In this work, the effect of reaction rate on the effective properties (effective diffusivity and catalyst utilization factor) of porous media, such as catalyst layers of polymer electrolyte fuel cells (PEFCs), was examined. This aspect has been commonly ignored in the PEFC literature, where effective properties are usually determined under passive diffusion condition. This simplification can be removed by using Whitaker’s volume-averaging method with closure. However, this technique is tedious and challenging to apply to complex 3D geometries. As an alternative, a 1D upscaling method has been presented here to determine the effective diffusivity and utilization factor of catalytic porous media. The proposed method makes use of the 1D macroscopic reaction–diffusion equation with first-order kinetics to derive expressions for the effective properties in terms of only the inlet/outlet superficial concentrations and fluxes, and the thickness of the material. The algorithm is composed of three main steps: (1) to set the value of the Thiele modulus and apply the concentration boundary conditions in the pore-scale model; (2) to solve the reaction–diffusion equation on the pore-scale geometry of the porous medium; and (3) to extract both the inlet/outlet average superficial fluxes from the pore-scale simulations, and determine the effective properties using the derived expressions.

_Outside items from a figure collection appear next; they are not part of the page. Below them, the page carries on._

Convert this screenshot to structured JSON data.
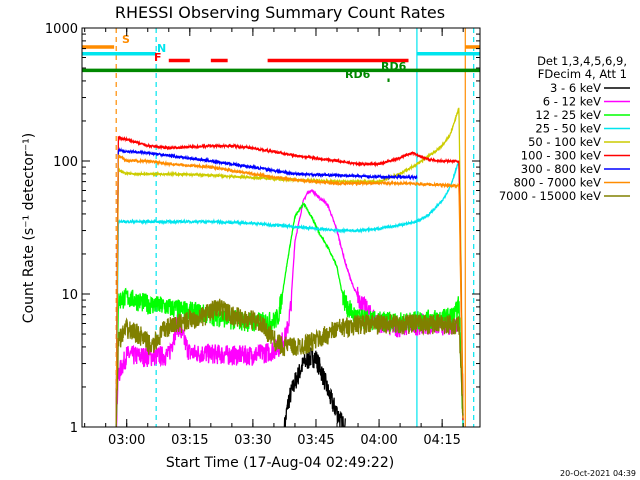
{
  "chart_data": {
    "type": "line",
    "title": "RHESSI Observing Summary Count Rates",
    "xlabel": "Start Time (17-Aug-04 02:49:22)",
    "ylabel": "Count Rate (s⁻¹ detector⁻¹)",
    "ylog": true,
    "ylim": [
      1,
      1000
    ],
    "xlim": [
      "02:49:22",
      "04:24:00"
    ],
    "x_ticks": [
      "03:00",
      "03:15",
      "03:30",
      "03:45",
      "04:00",
      "04:15"
    ],
    "y_ticks": [
      "1",
      "10",
      "100",
      "1000"
    ],
    "legend_header": [
      "Det 1,3,4,5,6,9,",
      "FDecim 4, Att 1"
    ],
    "legend_placement": "right",
    "footer": "20-Oct-2021 04:39",
    "grid": false,
    "flags": [
      {
        "label": "S",
        "color": "#ff8c00",
        "level": 720,
        "spans": [
          [
            "02:49:22",
            "02:57:00"
          ],
          [
            "04:20:30",
            "04:24:00"
          ]
        ]
      },
      {
        "label": "N",
        "color": "#00e5ee",
        "level": 640,
        "spans": [
          [
            "02:49:22",
            "03:07:00"
          ],
          [
            "04:09:00",
            "04:24:00"
          ]
        ]
      },
      {
        "label": "F",
        "color": "#ff0000",
        "level": 570,
        "spans": [
          [
            "03:10:00",
            "03:15:00"
          ],
          [
            "03:20:00",
            "03:24:00"
          ],
          [
            "03:33:30",
            "04:07:00"
          ]
        ]
      },
      {
        "label": "RD6",
        "color": "#008800",
        "level": 480,
        "spans": [
          [
            "02:49:22",
            "04:24:00"
          ]
        ]
      },
      {
        "label": "RD6",
        "color": "#008800",
        "level": 405,
        "spans": [
          [
            "04:02:00",
            "04:02:30"
          ]
        ]
      },
      {
        "label": "RD6",
        "color": "#008800",
        "level": 490,
        "spans": []
      }
    ],
    "vlines": [
      {
        "time": "02:57:30",
        "color": "#ff8c00",
        "style": "dashed"
      },
      {
        "time": "03:07:00",
        "color": "#00e5ee",
        "style": "dashed"
      },
      {
        "time": "04:09:00",
        "color": "#00e5ee",
        "style": "solid"
      },
      {
        "time": "04:20:30",
        "color": "#ff8c00",
        "style": "solid"
      },
      {
        "time": "04:22:30",
        "color": "#00e5ee",
        "style": "dashed"
      }
    ],
    "series": [
      {
        "name": "3 - 6 keV",
        "color": "#000000",
        "x": [
          "03:37:30",
          "03:38:30",
          "03:40",
          "03:42",
          "03:44",
          "03:45",
          "03:46",
          "03:47",
          "03:48",
          "03:49",
          "03:50",
          "03:51",
          "03:52"
        ],
        "y": [
          1.0,
          1.6,
          2.2,
          3.0,
          3.4,
          3.3,
          2.8,
          2.3,
          1.8,
          1.5,
          1.3,
          1.1,
          1.0
        ]
      },
      {
        "name": "6 - 12 keV",
        "color": "#ff00ff",
        "x": [
          "02:57:30",
          "02:58",
          "03:00",
          "03:05",
          "03:10",
          "03:12",
          "03:15",
          "03:20",
          "03:25",
          "03:30",
          "03:32",
          "03:34",
          "03:36",
          "03:38",
          "03:39",
          "03:40",
          "03:42",
          "03:43",
          "03:44",
          "03:45",
          "03:46",
          "03:47",
          "03:48",
          "03:50",
          "03:52",
          "03:54",
          "03:56",
          "03:58",
          "04:00",
          "04:02",
          "04:04",
          "04:06",
          "04:08",
          "04:10",
          "04:12",
          "04:14",
          "04:16",
          "04:18",
          "04:19"
        ],
        "y": [
          1.0,
          2.5,
          3.5,
          3.4,
          3.5,
          6.0,
          3.6,
          3.6,
          3.5,
          3.5,
          3.6,
          3.7,
          4.0,
          5.0,
          8.0,
          25,
          50,
          58,
          60,
          56,
          52,
          50,
          45,
          30,
          17,
          11,
          8.5,
          7.0,
          6.2,
          5.8,
          5.7,
          5.7,
          5.8,
          6.0,
          6.0,
          5.9,
          5.9,
          6.0,
          6.5
        ]
      },
      {
        "name": "12 - 25 keV",
        "color": "#00ff00",
        "x": [
          "02:57:30",
          "02:58",
          "03:00",
          "03:05",
          "03:10",
          "03:15",
          "03:20",
          "03:25",
          "03:30",
          "03:35",
          "03:36",
          "03:37",
          "03:38",
          "03:39",
          "03:40",
          "03:42",
          "03:44",
          "03:46",
          "03:48",
          "03:50",
          "03:51",
          "03:52",
          "03:54",
          "03:56",
          "03:58",
          "04:00",
          "04:02",
          "04:04",
          "04:06",
          "04:08",
          "04:10",
          "04:12",
          "04:14",
          "04:16",
          "04:18",
          "04:19",
          "04:20"
        ],
        "y": [
          1.0,
          9.0,
          9.5,
          8.5,
          8.0,
          7.5,
          7.0,
          6.5,
          6.2,
          6.3,
          6.8,
          10,
          16,
          25,
          38,
          48,
          38,
          28,
          22,
          16,
          11,
          8.5,
          7.0,
          6.5,
          6.4,
          6.3,
          6.3,
          6.2,
          6.2,
          6.3,
          6.4,
          6.5,
          6.6,
          6.7,
          7.0,
          8.5,
          1.0
        ]
      },
      {
        "name": "25 - 50 keV",
        "color": "#00e5ee",
        "x": [
          "02:57:30",
          "02:58",
          "03:00",
          "03:10",
          "03:20",
          "03:30",
          "03:40",
          "03:45",
          "03:50",
          "03:55",
          "04:00",
          "04:05",
          "04:09",
          "04:12",
          "04:15",
          "04:17",
          "04:19",
          "04:20"
        ],
        "y": [
          1.0,
          35,
          35,
          35,
          35,
          34,
          32,
          31,
          30,
          30,
          31,
          33,
          35,
          40,
          50,
          65,
          100,
          1.0
        ]
      },
      {
        "name": "50 - 100 keV",
        "color": "#cccc00",
        "x": [
          "02:57:30",
          "02:58",
          "03:00",
          "03:10",
          "03:20",
          "03:30",
          "03:40",
          "03:50",
          "04:00",
          "04:05",
          "04:09",
          "04:12",
          "04:15",
          "04:17",
          "04:19",
          "04:20"
        ],
        "y": [
          1.0,
          85,
          80,
          80,
          78,
          75,
          72,
          70,
          70,
          80,
          95,
          110,
          130,
          160,
          250,
          1.0
        ]
      },
      {
        "name": "100 - 300 keV",
        "color": "#ff0000",
        "x": [
          "02:57:30",
          "02:58",
          "03:00",
          "03:05",
          "03:10",
          "03:20",
          "03:25",
          "03:30",
          "03:40",
          "03:45",
          "03:50",
          "03:55",
          "04:00",
          "04:05",
          "04:06",
          "04:08",
          "04:10",
          "04:12",
          "04:15",
          "04:17",
          "04:19",
          "04:20"
        ],
        "y": [
          1.0,
          150,
          145,
          130,
          125,
          130,
          130,
          125,
          110,
          105,
          100,
          95,
          95,
          105,
          110,
          115,
          108,
          102,
          100,
          100,
          100,
          1.0
        ]
      },
      {
        "name": "300 - 800 keV",
        "color": "#0000ff",
        "x": [
          "02:57:30",
          "02:58",
          "03:00",
          "03:05",
          "03:10",
          "03:20",
          "03:30",
          "03:40",
          "03:50",
          "04:00",
          "04:05",
          "04:09"
        ],
        "y": [
          1.0,
          120,
          118,
          115,
          110,
          100,
          90,
          80,
          78,
          76,
          76,
          75
        ]
      },
      {
        "name": "800 - 7000 keV",
        "color": "#ff8c00",
        "x": [
          "02:57:30",
          "02:58",
          "03:00",
          "03:05",
          "03:10",
          "03:20",
          "03:30",
          "03:40",
          "03:50",
          "04:00",
          "04:05",
          "04:10",
          "04:15",
          "04:17",
          "04:19",
          "04:20"
        ],
        "y": [
          1.0,
          110,
          100,
          100,
          95,
          90,
          80,
          72,
          68,
          68,
          68,
          67,
          66,
          65,
          65,
          1.0
        ]
      },
      {
        "name": "7000 - 15000 keV",
        "color": "#808000",
        "x": [
          "02:57:30",
          "02:58",
          "03:00",
          "03:03",
          "03:06",
          "03:09",
          "03:12",
          "03:15",
          "03:18",
          "03:20",
          "03:22",
          "03:25",
          "03:28",
          "03:30",
          "03:33",
          "03:36",
          "03:40",
          "03:45",
          "03:50",
          "03:55",
          "04:00",
          "04:05",
          "04:10",
          "04:15",
          "04:19",
          "04:20"
        ],
        "y": [
          1.0,
          4.5,
          5.5,
          5.0,
          4.0,
          5.5,
          6.0,
          6.5,
          6.8,
          7.5,
          8.0,
          7.0,
          6.5,
          6.5,
          5.5,
          4.2,
          4.0,
          4.5,
          5.5,
          6.0,
          6.0,
          6.0,
          6.0,
          6.0,
          6.0,
          1.0
        ]
      }
    ]
  }
}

This method is versatile and easy to implement, and can significantly reduce the computational time in multiscale simulations.

The proposed method was validated using a simple square-shaped 2D unit cell, resulting in similar results to those of Whitaker’s closure method. The method was then used to explore the variation of the effective diffusivity and catalyst utilization factor as a function of the Thiele modulus. Two different geometries were examined: a catalyst layer with microstructure determined from nano X-ray computed tomography, and an idealized catalyst layer, simulated with an array of straight cylindrical catalytic regions. The results have shown that the effective diffusivity and the utilization factor cannot be treated as reaction-independent properties when the Thiele modulus is higher than 1. For instance, diffusion is facilitated by reaction and the utilization factor is drastically reduced for high values of the Thiele modulus. The critical current density for which reaction starts to affect the effective properties was examined for various fuel cell operating conditions. The results revealed that this effect can be important at high current densities in state-of-the-art PEFCs (1–3 A/cm2). These are the current densities where mass transport resistances are significant. Previous works used agglomerate model for catalyst layer to capture the effect of reaction rate on diffusion (Sun et al. 2005). Our upscaling method circumvents the agglomerate model and provides a unified solution that captures transport dependency on both morphology and reaction rate.

Future work should consider the implementation of different reaction orders in the 1D upscaling method. In particular, the double-trap kinetics, which can be considered as a half-order reaction rate, is worth exploring to improve the modeling of the oxygen reduction reaction in the cathode catalyst layer of PEFCs.